Asymptotic expansions for approximate solutions of boundary integral equations

TL;DR

This paper analyzes the errors in boundary integral equation solutions for Laplace problems using the Modified Projection Method, revealing asymptotic error expansions and superconvergence effects in polygonal domains.

Contribution

It introduces an asymptotic expansion of errors for the Modified Projection Method, demonstrating superconvergence and improved accuracy in polygonal domains with corner adjustments.

Findings

Asymptotic error expansion with leading term O(h^4)

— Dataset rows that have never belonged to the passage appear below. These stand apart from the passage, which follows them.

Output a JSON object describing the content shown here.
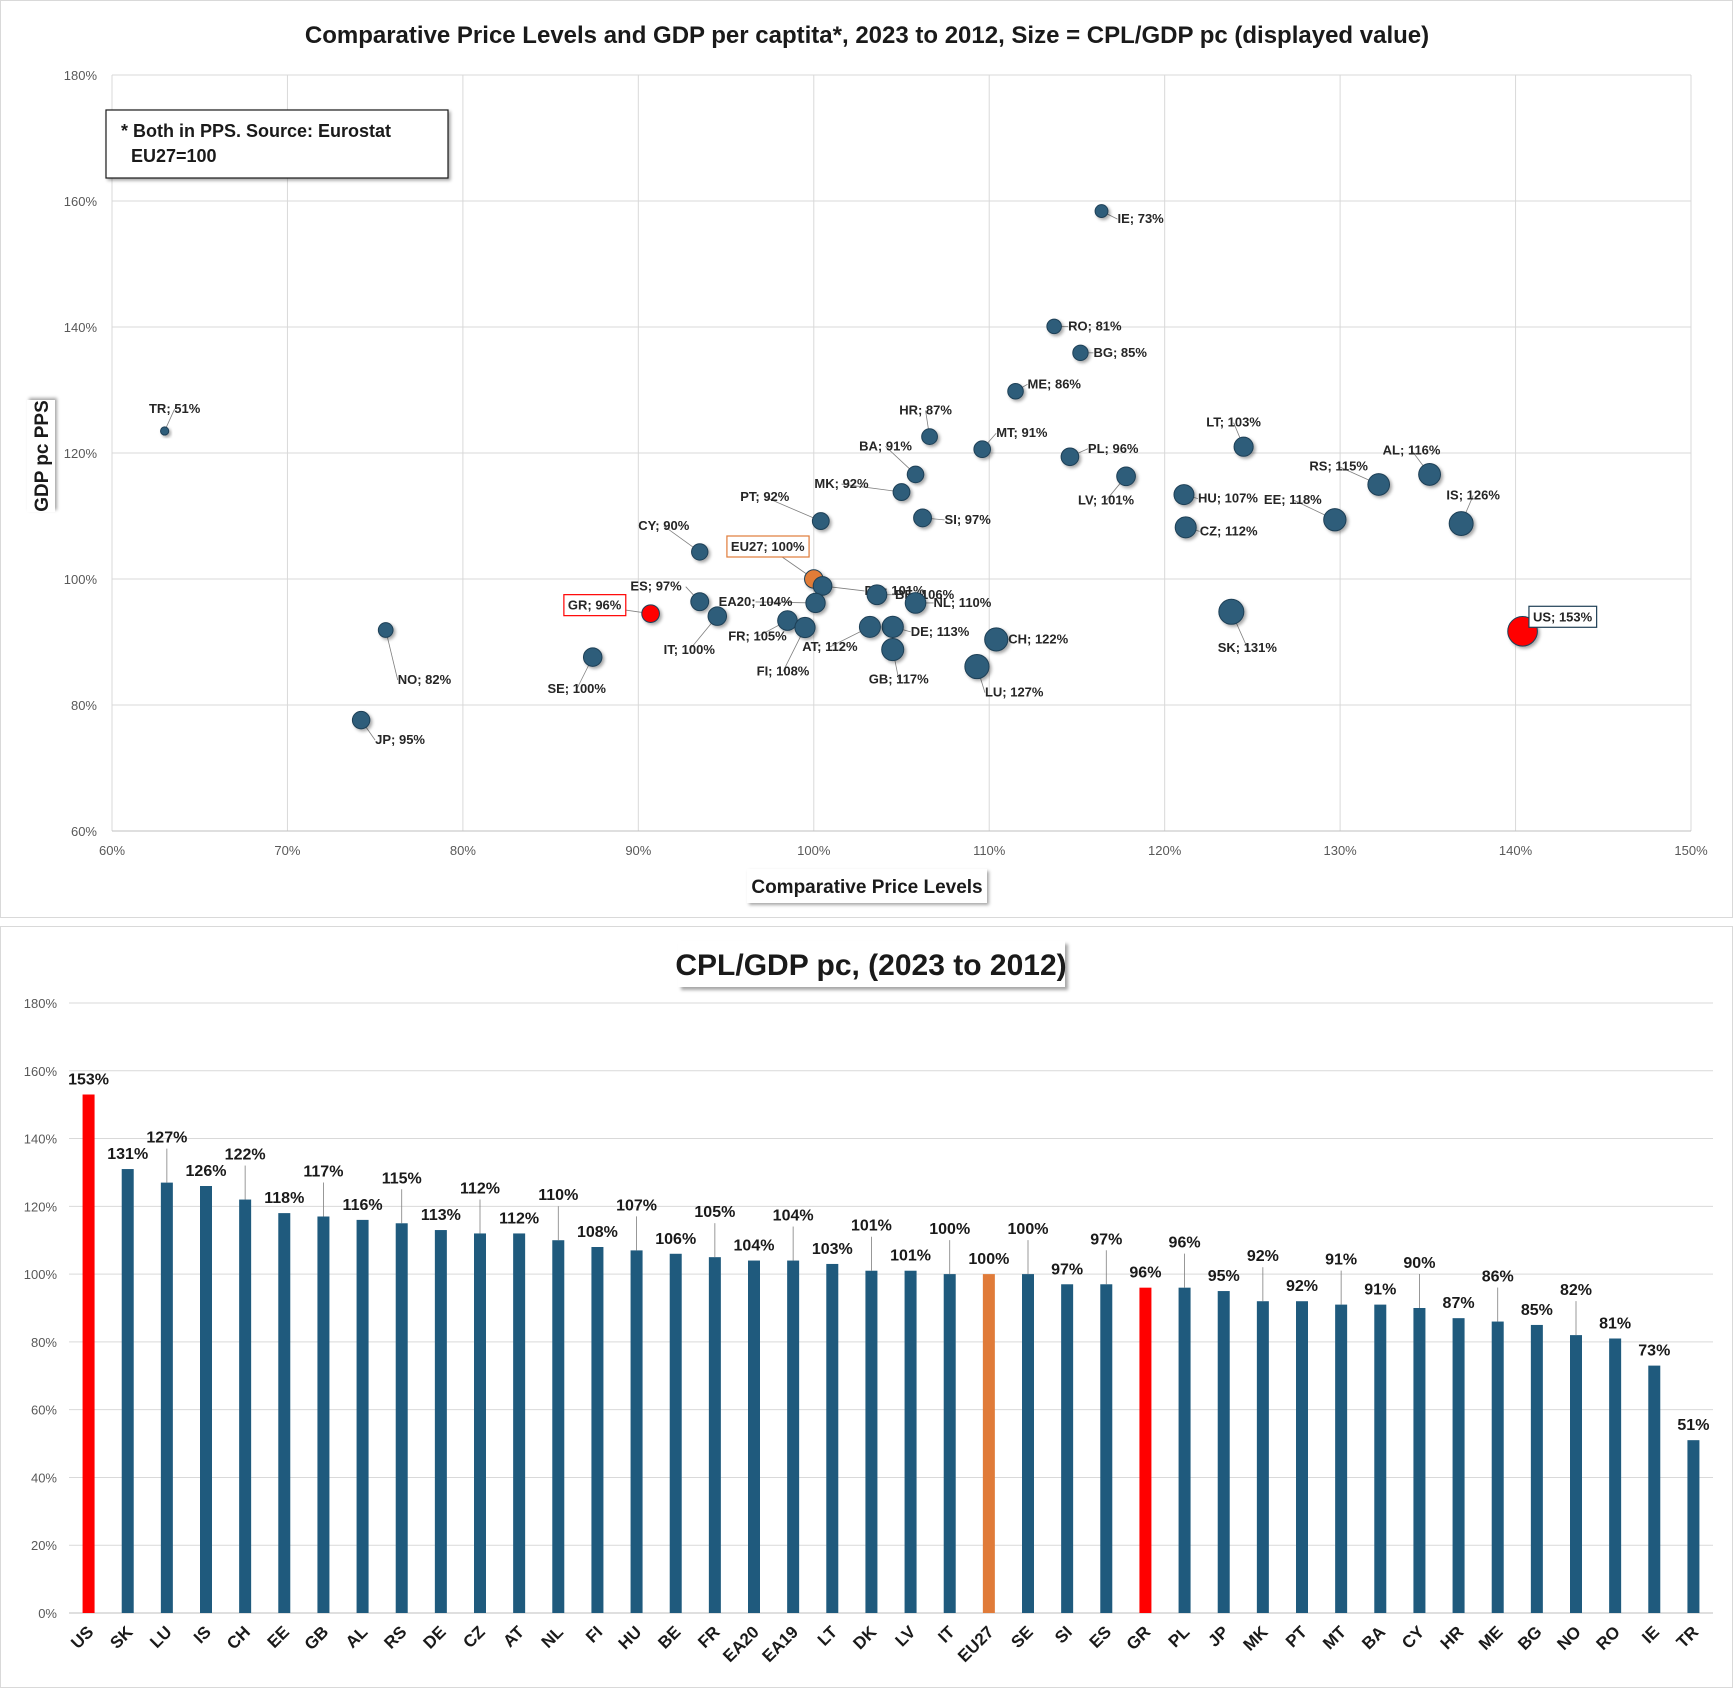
{
  "chart_data": [
    {
      "type": "scatter",
      "title": "Comparative  Price Levels and GDP per captita*,  2023 to 2012, Size = CPL/GDP  pc (displayed value)",
      "xlabel": "Comparative Price Levels",
      "ylabel": "GDP pc PPS",
      "xlim": [
        60,
        150
      ],
      "ylim": [
        60,
        180
      ],
      "x_ticks": [
        "60%",
        "70%",
        "80%",
        "90%",
        "100%",
        "110%",
        "120%",
        "130%",
        "140%",
        "150%"
      ],
      "y_ticks": [
        "60%",
        "80%",
        "100%",
        "120%",
        "140%",
        "160%",
        "180%"
      ],
      "grid": true,
      "note_lines": [
        "* Both in PPS. Source: Eurostat",
        "EU27=100"
      ],
      "colors": {
        "default": "#2e5d7a",
        "EU27": "#e07b39",
        "GR": "#ff0000",
        "US": "#ff0000"
      },
      "points": [
        {
          "code": "IE",
          "label": "IE; 73%",
          "x": 116.4,
          "y": 158.4,
          "value": 73
        },
        {
          "code": "RO",
          "label": "RO; 81%",
          "x": 113.7,
          "y": 140.1,
          "value": 81
        },
        {
          "code": "BG",
          "label": "BG; 85%",
          "x": 115.2,
          "y": 135.9,
          "value": 85
        },
        {
          "code": "ME",
          "label": "ME; 86%",
          "x": 111.5,
          "y": 129.8,
          "value": 86
        },
        {
          "code": "HR",
          "label": "HR; 87%",
          "x": 106.6,
          "y": 122.6,
          "value": 87
        },
        {
          "code": "TR",
          "label": "TR; 51%",
          "x": 63.0,
          "y": 123.5,
          "value": 51
        },
        {
          "code": "LT",
          "label": "LT; 103%",
          "x": 124.5,
          "y": 121.0,
          "value": 103
        },
        {
          "code": "MT",
          "label": "MT; 91%",
          "x": 109.6,
          "y": 120.6,
          "value": 91
        },
        {
          "code": "PL",
          "label": "PL; 96%",
          "x": 114.6,
          "y": 119.4,
          "value": 96
        },
        {
          "code": "BA",
          "label": "BA; 91%",
          "x": 105.8,
          "y": 116.6,
          "value": 91
        },
        {
          "code": "AL",
          "label": "AL; 116%",
          "x": 135.1,
          "y": 116.6,
          "value": 116
        },
        {
          "code": "LV",
          "label": "LV; 101%",
          "x": 117.8,
          "y": 116.3,
          "value": 101
        },
        {
          "code": "RS",
          "label": "RS; 115%",
          "x": 132.2,
          "y": 115.0,
          "value": 115
        },
        {
          "code": "MK",
          "label": "MK; 92%",
          "x": 105.0,
          "y": 113.8,
          "value": 92
        },
        {
          "code": "HU",
          "label": "HU; 107%",
          "x": 121.1,
          "y": 113.4,
          "value": 107
        },
        {
          "code": "PT",
          "label": "PT; 92%",
          "x": 100.4,
          "y": 109.2,
          "value": 92
        },
        {
          "code": "SI",
          "label": "SI; 97%",
          "x": 106.2,
          "y": 109.7,
          "value": 97
        },
        {
          "code": "EE",
          "label": "EE; 118%",
          "x": 129.7,
          "y": 109.4,
          "value": 118
        },
        {
          "code": "IS",
          "label": "IS; 126%",
          "x": 136.9,
          "y": 108.8,
          "value": 126
        },
        {
          "code": "CZ",
          "label": "CZ; 112%",
          "x": 121.2,
          "y": 108.2,
          "value": 112
        },
        {
          "code": "CY",
          "label": "CY; 90%",
          "x": 93.5,
          "y": 104.3,
          "value": 90
        },
        {
          "code": "EU27",
          "label": "EU27; 100%",
          "x": 100.0,
          "y": 100.0,
          "value": 100
        },
        {
          "code": "DK",
          "label": "DK; 101%",
          "x": 100.5,
          "y": 98.9,
          "value": 101
        },
        {
          "code": "BE",
          "label": "BE; 106%",
          "x": 103.6,
          "y": 97.5,
          "value": 106
        },
        {
          "code": "EA20",
          "label": "EA20; 104%",
          "x": 100.1,
          "y": 96.2,
          "value": 104
        },
        {
          "code": "ES",
          "label": "ES; 97%",
          "x": 93.5,
          "y": 96.4,
          "value": 97
        },
        {
          "code": "NL",
          "label": "NL; 110%",
          "x": 105.8,
          "y": 96.2,
          "value": 110
        },
        {
          "code": "GR",
          "label": "GR; 96%",
          "x": 90.7,
          "y": 94.5,
          "value": 96
        },
        {
          "code": "SK",
          "label": "SK; 131%",
          "x": 123.8,
          "y": 94.8,
          "value": 131
        },
        {
          "code": "IT",
          "label": "IT; 100%",
          "x": 94.5,
          "y": 94.1,
          "value": 100
        },
        {
          "code": "FR",
          "label": "FR; 105%",
          "x": 98.5,
          "y": 93.4,
          "value": 105
        },
        {
          "code": "US",
          "label": "US; 153%",
          "x": 140.4,
          "y": 91.7,
          "value": 153
        },
        {
          "code": "DE",
          "label": "DE; 113%",
          "x": 104.5,
          "y": 92.4,
          "value": 113
        },
        {
          "code": "AT",
          "label": "AT; 112%",
          "x": 103.2,
          "y": 92.4,
          "value": 112
        },
        {
          "code": "FI",
          "label": "FI; 108%",
          "x": 99.5,
          "y": 92.3,
          "value": 108
        },
        {
          "code": "NO",
          "label": "NO; 82%",
          "x": 75.6,
          "y": 91.9,
          "value": 82
        },
        {
          "code": "CH",
          "label": "CH; 122%",
          "x": 110.4,
          "y": 90.4,
          "value": 122
        },
        {
          "code": "GB",
          "label": "GB; 117%",
          "x": 104.5,
          "y": 88.8,
          "value": 117
        },
        {
          "code": "SE",
          "label": "SE; 100%",
          "x": 87.4,
          "y": 87.6,
          "value": 100
        },
        {
          "code": "LU",
          "label": "LU; 127%",
          "x": 109.3,
          "y": 86.1,
          "value": 127
        },
        {
          "code": "JP",
          "label": "JP; 95%",
          "x": 74.2,
          "y": 77.6,
          "value": 95
        }
      ]
    },
    {
      "type": "bar",
      "title": "CPL/GDP pc, (2023 to 2012)",
      "ylim": [
        0,
        180
      ],
      "y_ticks": [
        "0%",
        "20%",
        "40%",
        "60%",
        "80%",
        "100%",
        "120%",
        "140%",
        "160%",
        "180%"
      ],
      "grid": true,
      "colors": {
        "default": "#1f5a7d",
        "EU27": "#e07b39",
        "GR": "#ff0000",
        "US": "#ff0000"
      },
      "categories": [
        "US",
        "SK",
        "LU",
        "IS",
        "CH",
        "EE",
        "GB",
        "AL",
        "RS",
        "DE",
        "CZ",
        "AT",
        "NL",
        "FI",
        "HU",
        "BE",
        "FR",
        "EA20",
        "EA19",
        "LT",
        "DK",
        "LV",
        "IT",
        "EU27",
        "SE",
        "SI",
        "ES",
        "GR",
        "PL",
        "JP",
        "MK",
        "PT",
        "MT",
        "BA",
        "CY",
        "HR",
        "ME",
        "BG",
        "NO",
        "RO",
        "IE",
        "TR"
      ],
      "values": [
        153,
        131,
        127,
        126,
        122,
        118,
        117,
        116,
        115,
        113,
        112,
        112,
        110,
        108,
        107,
        106,
        105,
        104,
        104,
        103,
        101,
        101,
        100,
        100,
        100,
        97,
        97,
        96,
        96,
        95,
        92,
        92,
        91,
        91,
        90,
        87,
        86,
        85,
        82,
        81,
        73,
        51
      ],
      "value_labels": [
        "153%",
        "131%",
        "127%",
        "126%",
        "122%",
        "118%",
        "117%",
        "116%",
        "115%",
        "113%",
        "112%",
        "112%",
        "110%",
        "108%",
        "107%",
        "106%",
        "105%",
        "104%",
        "104%",
        "103%",
        "101%",
        "101%",
        "100%",
        "100%",
        "100%",
        "97%",
        "97%",
        "96%",
        "96%",
        "95%",
        "92%",
        "92%",
        "91%",
        "91%",
        "90%",
        "87%",
        "86%",
        "85%",
        "82%",
        "81%",
        "73%",
        "51%"
      ]
    }
  ]
}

Superconvergence observed in iterated solutions

Mesh adjustment near corners restores accuracy

Abstract

This paper uses the Modified Projection Method to examine the errors in solving the boundary integral equation from Laplace equation. The analysis uses weighted norms, and parallel algorithms help solve the independent linear systems. By applying the method developed by Kulkarni, the study shows how the approximate solution behaves in polygonal domains. It also explores computational techniques using the double layer potential kernel to solve Laplace equation in these domains. The iterated Galerkin method provides an approximation of order 2r+2 in smooth domains. However, the corners in polygonal domains cause singularities that reduce the accuracy. Adjusting the mesh near these corners can almost restore accuracy when the error is measured using the uniform norm. This paper builds on the work of Rude et al. By using modified operator suggested by Kulkarni, superconvergence in iterated solutions is observed. This leads to an asymptotic error expansion, with the leading term being $O(h^4)$ and the remaining error term $O(h^6)$, resulting in a method with similar accuracy.